Susette Castañeda is a postdoctoral research fellow at the Smithsonian Conservation Biology Institute´s Center for Conservation Genomics (CCG). Castañeda is an evolutionary biologist, primarily focused on understanding many aspects of the evolutionary history and systematics of mammals, including population genetics, phylogeography, biogeography and phylogenomics, as well as methodology for sequencing DNA from ancient and non-invasive samples. Her research at CCG is focused on the evolutionary history of the gray fox (Urocyon cinereoargenteus), the only extant non-domestic canid with a widespread natural range that spans from the southern edge of central and eastern Canada to the northern part of Venezuela and Colombia, using museum specimens and genomics.

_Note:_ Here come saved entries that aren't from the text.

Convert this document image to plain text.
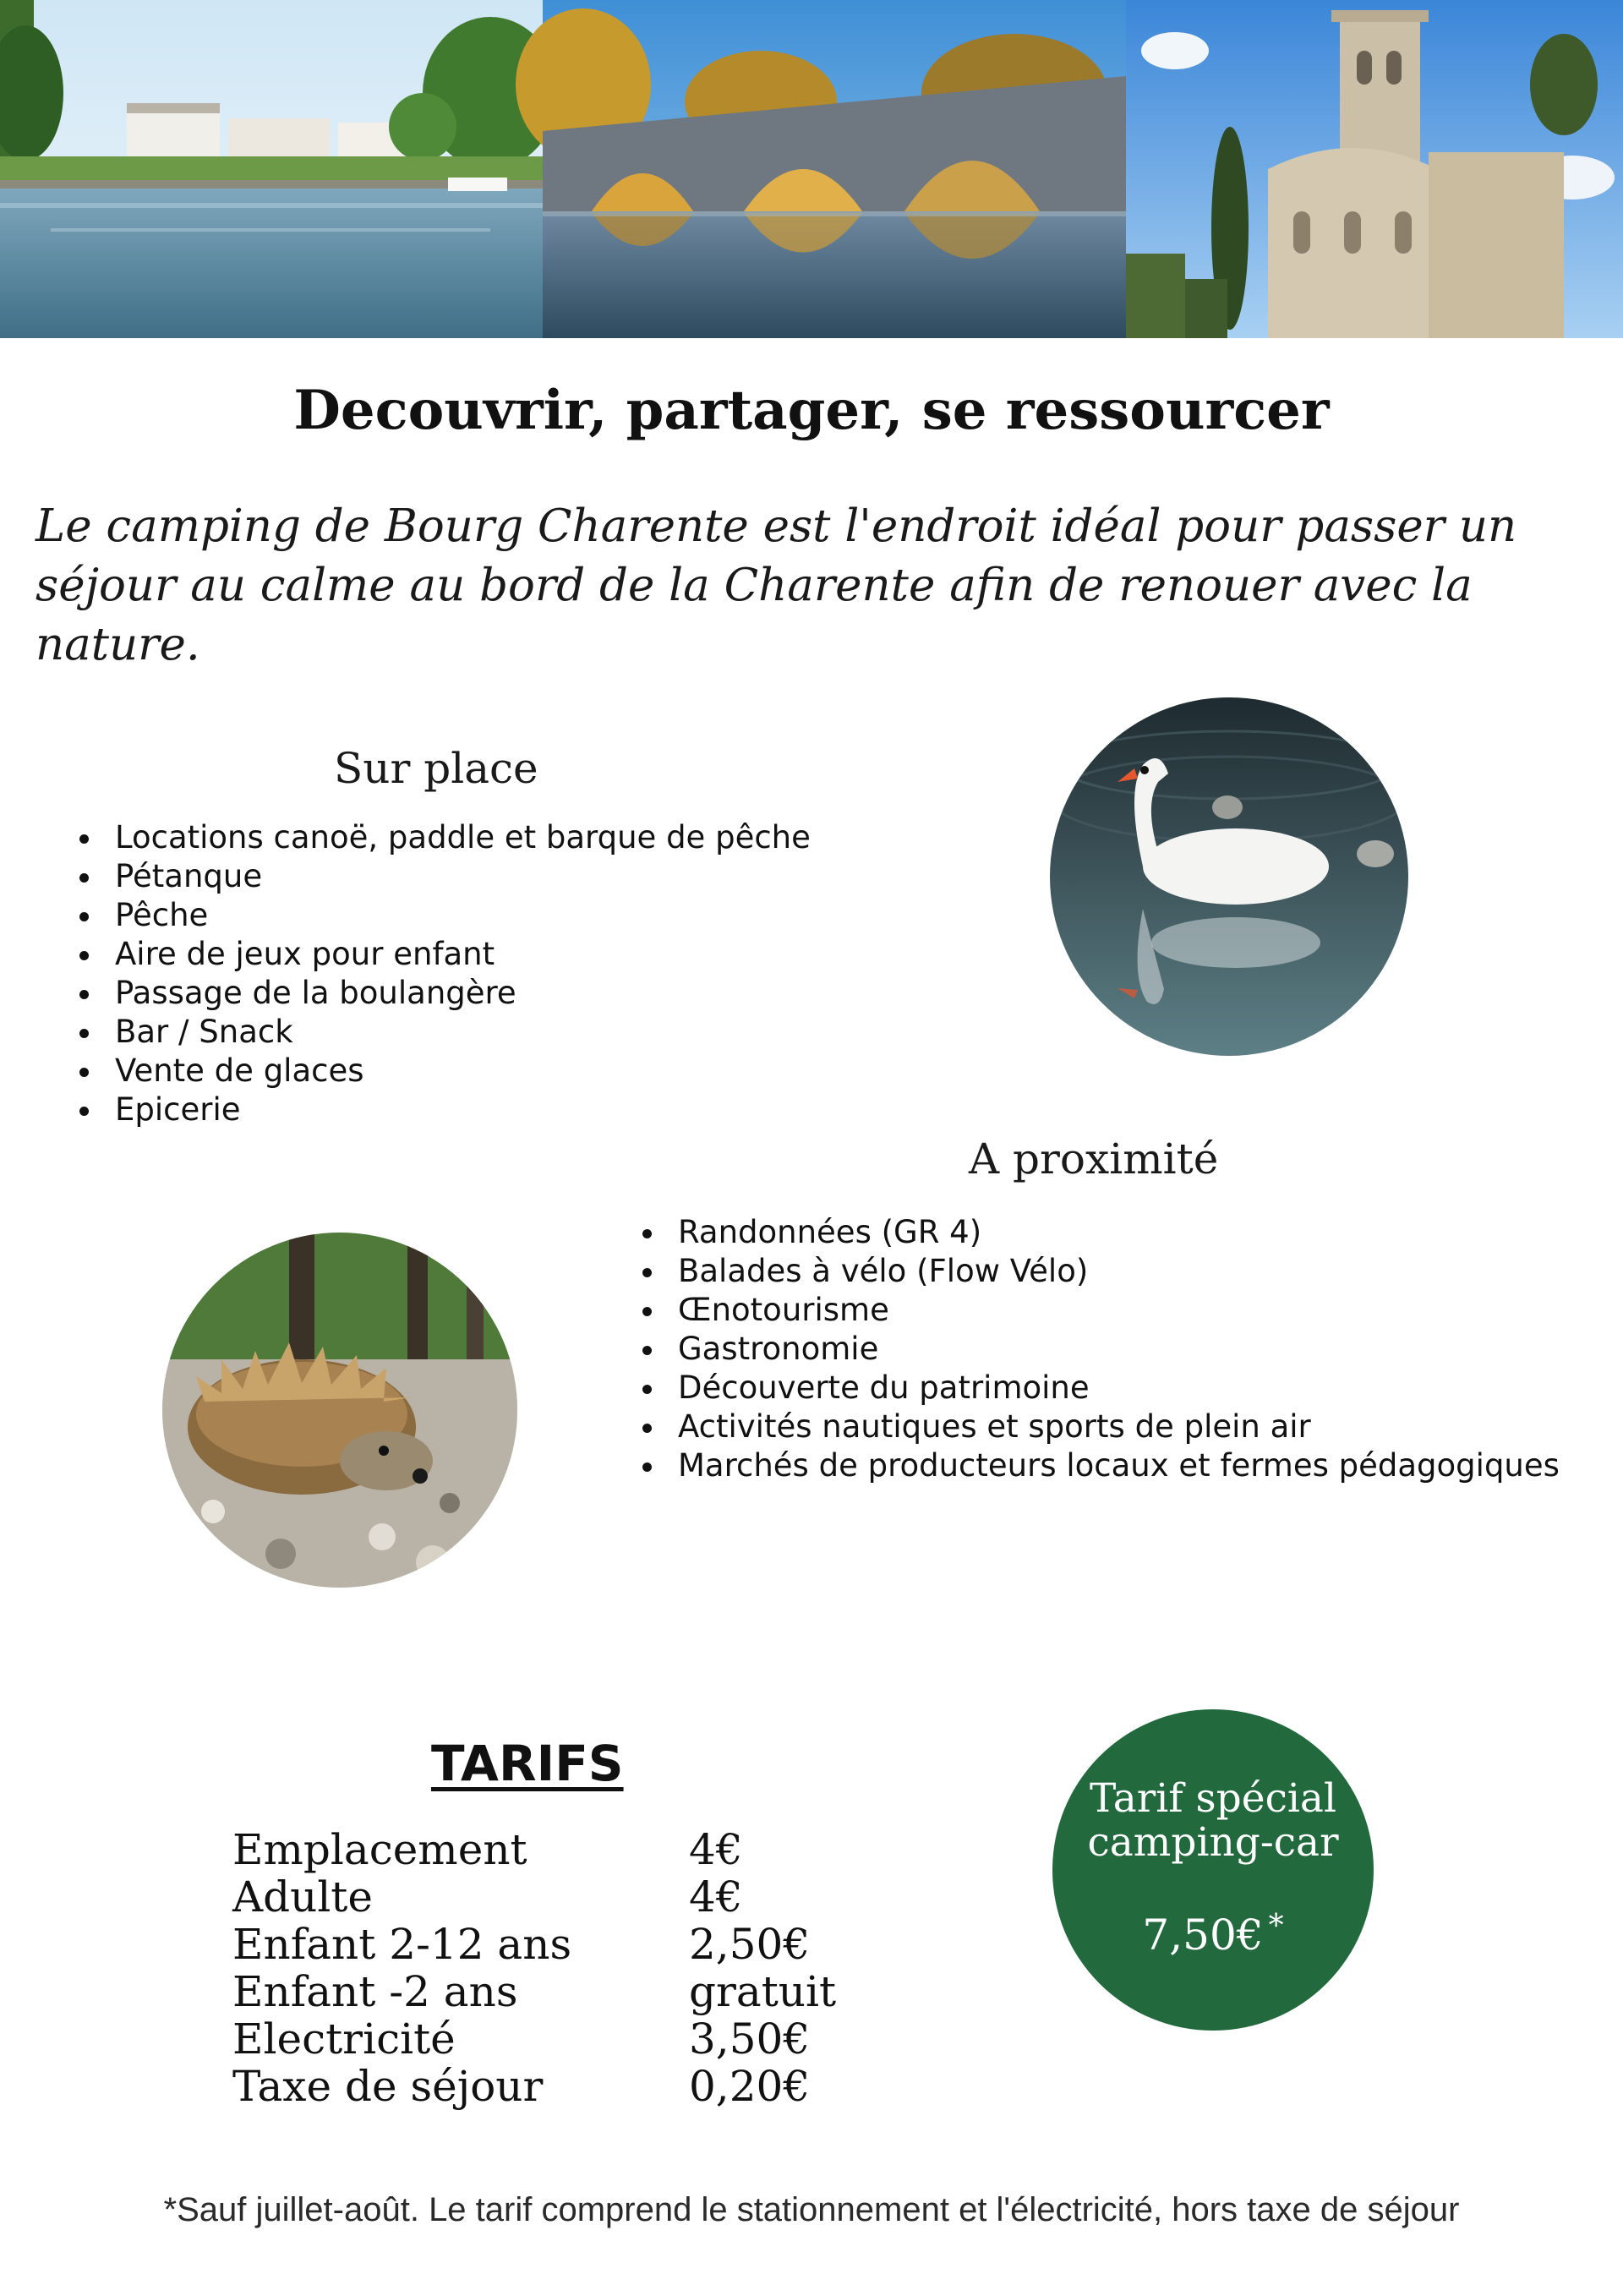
Decouvrir, partager, se ressourcer
Le camping de Bourg Charente est l'endroit idéal pour passer un séjour au calme au bord de la Charente afin de renouer avec la nature.
Sur place
Locations canoë, paddle et barque de pêche
Pétanque
Pêche
Aire de jeux pour enfant
Passage de la boulangère
Bar / Snack
Vente de glaces
Epicerie
A proximité
Randonnées (GR 4)
Balades à vélo (Flow Vélo)
Œnotourisme
Gastronomie
Découverte du patrimoine
Activités nautiques et sports de plein air
Marchés de producteurs locaux et fermes pédagogiques
TARIFS
Emplacement	4€
Adulte	4€
Enfant 2-12 ans	2,50€
Enfant -2 ans	gratuit
Electricité	3,50€
Taxe de séjour	0,20€
Tarif spécial
camping-car
7,50€ *
*Sauf juillet-août. Le tarif comprend le stationnement et l'électricité, hors taxe de séjour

Castañeda's projects include:
- Evolutionary history of gray foxes (Urocyon cinereoargenteus)
- Phylogenomics of the Peromyscus melanophys group
- Using museum specimens to understand the evolutionary history of mammals
Castañeda-Rico, S., León-Paniagua, L., Vázquez-Domínguez, E., Navarro-Sigüenza, A. 2014. Evolutionary diversification and speciation in rodents of the Mexican lowlands: the Peromyscus melanophrys species group. Molecular Phylogenetics and Evolution. 70:454-463.
Castañeda-Rico, S., León-Paniagua, L., Ruedas, L.A., Vázquez-Domínguez, E. 2011. High genetic diversity and extreme differentiation in the two remaining populations of Habromys simulatus. Journal of Mammalogy. 92(5): 963-973.